Conference further notes that New Zealand decriminalised sex work in 2003. Since then, this has come to be known as the ‘New Zealand model’. The legislation recognises sex work as work, and it is therefore covered by employment law. Sex workers have the legal right to refuse any client for any reason at any point – the law treats sex workers consent as crucial

The New Zealand model has been praised by women’s rights organisations, human rights organisations, and international bodies such as the UN and the World Health Organisation as the best legal approach to protect the safety, rights, and health, of people who sell sex

There is no legal model anywhere in the world that has been shown to increase, or decrease, the number of people who sell sex

All that laws can change is whether people do sex work in dangerous conditions or in safer conditions

Conference recognises that decriminalisation is not about ‘encouraging’ sex work – it’s about the safety of people who sell sex. It also recognises that as a trade union we should be listening to the workers – to sex workers – and should not be calling for laws which put sex workers, including women and LGBT sex workers, at greater risk

Conference therefore recognises that UNISON should no longer call for the introduction of a ‘sex buyers law’

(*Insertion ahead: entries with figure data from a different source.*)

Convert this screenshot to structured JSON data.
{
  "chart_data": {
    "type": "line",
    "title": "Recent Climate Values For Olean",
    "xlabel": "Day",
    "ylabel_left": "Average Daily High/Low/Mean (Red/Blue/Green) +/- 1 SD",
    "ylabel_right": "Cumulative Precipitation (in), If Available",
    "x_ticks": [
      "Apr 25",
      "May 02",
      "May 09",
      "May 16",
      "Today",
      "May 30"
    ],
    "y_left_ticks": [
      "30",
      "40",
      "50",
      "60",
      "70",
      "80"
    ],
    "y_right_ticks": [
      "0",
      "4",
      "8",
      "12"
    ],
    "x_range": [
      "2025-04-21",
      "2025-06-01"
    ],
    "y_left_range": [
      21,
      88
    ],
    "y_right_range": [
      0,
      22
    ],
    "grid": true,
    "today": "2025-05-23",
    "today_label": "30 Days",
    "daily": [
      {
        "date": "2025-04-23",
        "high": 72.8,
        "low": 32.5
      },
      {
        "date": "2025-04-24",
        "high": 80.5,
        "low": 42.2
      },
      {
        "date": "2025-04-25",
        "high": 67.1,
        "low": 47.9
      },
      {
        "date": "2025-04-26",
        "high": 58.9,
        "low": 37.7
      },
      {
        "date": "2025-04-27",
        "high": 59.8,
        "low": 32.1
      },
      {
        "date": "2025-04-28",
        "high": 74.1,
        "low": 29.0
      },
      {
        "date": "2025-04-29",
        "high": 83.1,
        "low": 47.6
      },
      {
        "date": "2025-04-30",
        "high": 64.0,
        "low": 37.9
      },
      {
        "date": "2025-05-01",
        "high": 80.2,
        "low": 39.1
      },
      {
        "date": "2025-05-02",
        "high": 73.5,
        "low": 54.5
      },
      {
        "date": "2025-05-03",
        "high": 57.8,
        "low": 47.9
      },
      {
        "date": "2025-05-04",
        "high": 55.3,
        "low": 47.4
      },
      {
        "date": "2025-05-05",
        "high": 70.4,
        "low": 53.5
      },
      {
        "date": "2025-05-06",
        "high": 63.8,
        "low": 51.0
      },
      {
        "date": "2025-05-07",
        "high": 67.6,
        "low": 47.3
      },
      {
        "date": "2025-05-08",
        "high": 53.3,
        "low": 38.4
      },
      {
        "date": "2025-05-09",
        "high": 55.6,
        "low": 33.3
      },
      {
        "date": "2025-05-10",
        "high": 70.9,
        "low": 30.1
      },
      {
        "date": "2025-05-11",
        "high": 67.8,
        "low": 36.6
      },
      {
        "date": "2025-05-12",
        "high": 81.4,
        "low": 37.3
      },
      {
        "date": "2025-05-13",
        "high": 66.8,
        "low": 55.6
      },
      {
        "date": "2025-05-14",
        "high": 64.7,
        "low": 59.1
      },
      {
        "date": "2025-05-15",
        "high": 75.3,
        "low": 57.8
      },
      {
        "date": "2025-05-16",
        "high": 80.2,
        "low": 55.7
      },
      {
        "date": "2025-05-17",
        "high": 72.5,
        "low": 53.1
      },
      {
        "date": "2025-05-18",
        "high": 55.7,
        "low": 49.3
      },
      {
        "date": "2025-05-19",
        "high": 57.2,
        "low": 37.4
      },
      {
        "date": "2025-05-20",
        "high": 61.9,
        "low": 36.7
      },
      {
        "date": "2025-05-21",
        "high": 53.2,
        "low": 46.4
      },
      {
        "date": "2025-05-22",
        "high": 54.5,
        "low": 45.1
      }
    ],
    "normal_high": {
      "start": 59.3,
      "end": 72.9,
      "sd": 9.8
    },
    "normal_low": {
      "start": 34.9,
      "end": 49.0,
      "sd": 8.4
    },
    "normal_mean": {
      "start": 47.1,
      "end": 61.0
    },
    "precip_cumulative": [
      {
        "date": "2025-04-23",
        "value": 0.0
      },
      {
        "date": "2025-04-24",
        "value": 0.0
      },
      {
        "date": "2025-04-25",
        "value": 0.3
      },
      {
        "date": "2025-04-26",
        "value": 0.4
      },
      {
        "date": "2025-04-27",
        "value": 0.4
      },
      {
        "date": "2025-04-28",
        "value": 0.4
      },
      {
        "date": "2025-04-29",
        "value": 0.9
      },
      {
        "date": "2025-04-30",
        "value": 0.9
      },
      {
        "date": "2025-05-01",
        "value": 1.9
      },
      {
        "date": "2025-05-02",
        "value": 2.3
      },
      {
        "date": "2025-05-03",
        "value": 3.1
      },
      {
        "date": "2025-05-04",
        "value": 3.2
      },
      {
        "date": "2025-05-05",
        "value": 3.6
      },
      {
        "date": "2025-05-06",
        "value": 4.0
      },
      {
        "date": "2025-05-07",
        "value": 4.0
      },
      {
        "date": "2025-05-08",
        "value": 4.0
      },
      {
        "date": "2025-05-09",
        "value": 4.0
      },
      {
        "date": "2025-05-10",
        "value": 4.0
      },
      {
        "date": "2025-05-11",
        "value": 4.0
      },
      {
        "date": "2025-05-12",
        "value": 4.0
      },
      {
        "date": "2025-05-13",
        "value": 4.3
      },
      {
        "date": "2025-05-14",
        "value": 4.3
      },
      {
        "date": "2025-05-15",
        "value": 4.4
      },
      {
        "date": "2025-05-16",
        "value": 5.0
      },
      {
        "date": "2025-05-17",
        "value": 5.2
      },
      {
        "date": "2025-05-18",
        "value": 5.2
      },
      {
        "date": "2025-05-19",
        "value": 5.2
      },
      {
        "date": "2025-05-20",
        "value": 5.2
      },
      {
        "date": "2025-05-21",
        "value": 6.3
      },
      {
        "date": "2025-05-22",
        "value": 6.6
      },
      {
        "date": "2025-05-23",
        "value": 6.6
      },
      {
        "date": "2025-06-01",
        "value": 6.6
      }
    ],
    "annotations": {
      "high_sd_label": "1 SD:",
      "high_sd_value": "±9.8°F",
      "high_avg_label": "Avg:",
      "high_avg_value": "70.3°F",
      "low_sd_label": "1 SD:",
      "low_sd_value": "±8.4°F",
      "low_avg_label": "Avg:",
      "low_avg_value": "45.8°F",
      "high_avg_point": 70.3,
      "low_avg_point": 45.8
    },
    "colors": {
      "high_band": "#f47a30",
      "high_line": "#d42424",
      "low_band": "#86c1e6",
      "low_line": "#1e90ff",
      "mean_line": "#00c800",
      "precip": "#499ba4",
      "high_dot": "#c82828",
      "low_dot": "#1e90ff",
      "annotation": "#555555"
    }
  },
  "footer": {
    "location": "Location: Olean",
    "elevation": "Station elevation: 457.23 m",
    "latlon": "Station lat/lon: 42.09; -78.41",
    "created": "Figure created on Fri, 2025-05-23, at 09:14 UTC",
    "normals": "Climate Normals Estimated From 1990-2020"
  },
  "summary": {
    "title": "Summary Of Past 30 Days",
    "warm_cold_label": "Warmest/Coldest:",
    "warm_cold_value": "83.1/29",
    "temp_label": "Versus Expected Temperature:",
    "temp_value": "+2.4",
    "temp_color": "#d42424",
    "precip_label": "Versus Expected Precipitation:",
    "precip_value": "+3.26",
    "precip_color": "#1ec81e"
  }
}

In addition, Conference notes that TUC Congress discussed sex work for the first time in 2017, when it debated a motion submitted by ASLEF and seconded by the GMB calling for the TUC to support full decriminalisation. The motion was defeated, but it has started a wider debate in the trade union movement on sex work. 

It therefore calls on the NEC to begin a dialogue with the National LGBT Committee, National Women’s Committee and other appropriate bodies within the union with a view to reviewing and advancing UNISON policy in this area.